Giger's alien is not an evil, scary creature. There is no evil in Giger, There is no evil in the poppy-magnified cell-growths within our bodies. The worst thing you say about Giger's alien is this: She eats to live. Is she ugly? No more ugly than any member of the food chain that we reguarly and thoughtlessly pop in our red, gulping, adenoidal mouths three times a day. Giger's art has consistently wrestled with the paradox of the beauty and the Beast. thus he adds another chapter to the wonderous encyclopedia of mutants who represent those aspects of ourselves that we are not ready to wine and dine with.
-Timothy Leary (pg.4 Aliens)
Giger's powerful alien design, inorganic sleekness blended with curved, phallic, organic forms, renders the horror sequences extremely vivid, but for all their force, they are plotted along deeply conventional lines.
(pgs.14-15 Encyclopedia of SF)
The following are extracts from a letter from Dan O'Bannon (author of Alien) to Giger (Alien, pg.10)

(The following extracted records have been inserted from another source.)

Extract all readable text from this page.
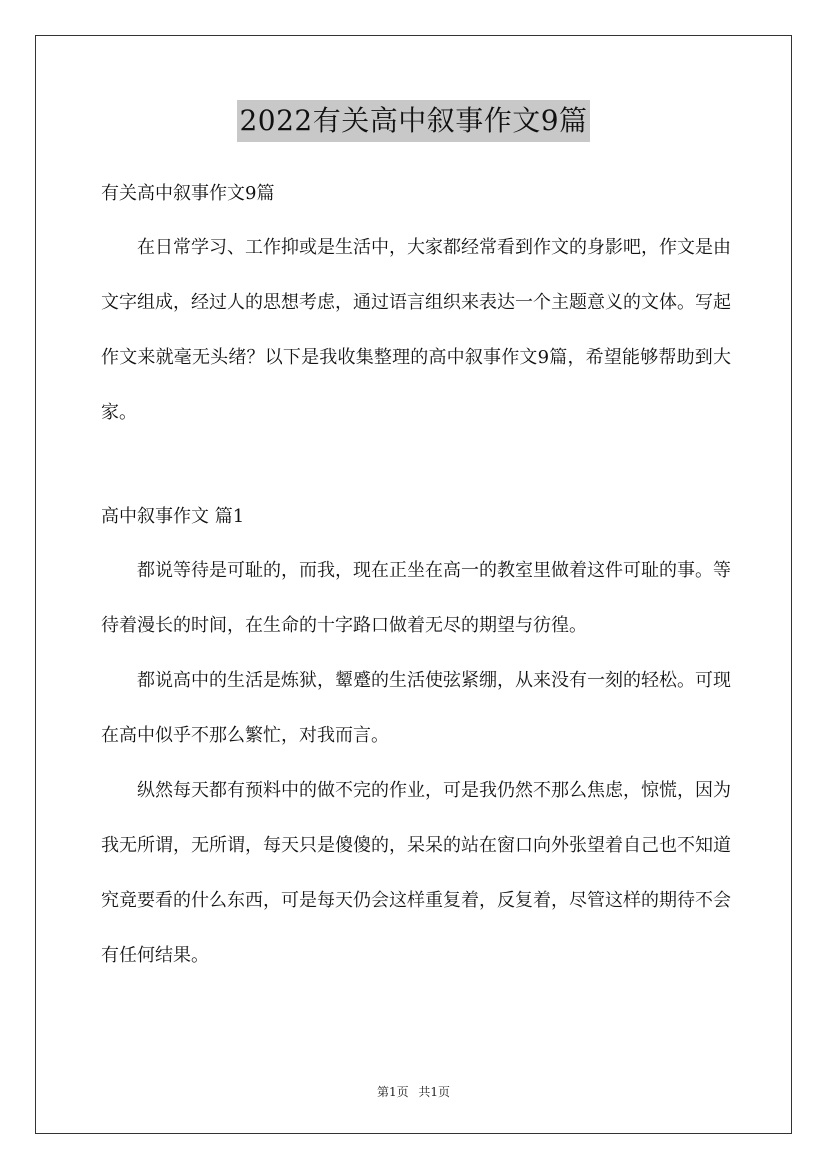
2022有关高中叙事作文9篇
有关高中叙事作文9篇

在日常学习、工作抑或是生活中，大家都经常看到作文的身影吧，作文是由文字组成，经过人的思想考虑，通过语言组织来表达一个主题意义的文体。写起作文来就毫无头绪？以下是我收集整理的高中叙事作文9篇，希望能够帮助到大家。

高中叙事作文 篇1

都说等待是可耻的，而我，现在正坐在高一的教室里做着这件可耻的事。等待着漫长的时间，在生命的十字路口做着无尽的期望与彷徨。

都说高中的生活是炼狱，颦蹙的生活使弦紧绷，从来没有一刻的轻松。可现在高中似乎不那么繁忙，对我而言。

纵然每天都有预料中的做不完的作业，可是我仍然不那么焦虑，惊慌，因为我无所谓，无所谓，每天只是傻傻的，呆呆的站在窗口向外张望着自己也不知道究竟要看的什么东西，可是每天仍会这样重复着，反复着，尽管这样的期待不会有任何结果。

第1页 共1页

Exterior, Ancient Temple. Approximately 20 meters tall. Should suggest an ancient, primitive culture.
Interior Temple. This is where the Spore Pods are stored. This room is entered through a vertical tunnel in the roof (the normal enterance has long since collapsed) The Spore Pods can be seen ranked around the altar in the center room.
Spore Pods. These are leathery, egg shaped objects about a meter tall, which contain the larva of the Alien. They have a small lid on top which pops off when the victim approaches.
The Alien, First Phase. This is a small, possibly octopodial creature which waits inside the Spore Pod until a victim approaches. Then someone touches the Spore Pod, the lid flies off, and the small alien (I) leaps out and attaches itself to the face of the victim.
The Alien, Second Phase. Once the alien (I) has attached itself to the face it lays eggs in the victim's stomach, and the eggs grow inside into the Alien (II). This is a small creature which bites its way out of the victim's body.
The Alien, Third Phase. Having left its victim, the alien promptly grows to man-size, where-upon it is terrifically dangerous. It is very mobile, strong, and capable of tearing a man to pieces. It feeds on hunman flesh. This creature should be a profane abomination. Our producers have suggested that someone resembling an over-sized, deformed baby might be suffieciently loathsome. In any event, we wish you feel free to create your own design.
The aliens are insect like which is organic, but they are also grey metallic looking like a robot. which is mechanical. In Aliens, all the aliens were puppets which made their movements more mechanical and not quite as graceful and agile as the original alien in Alien, which was a man in a costume.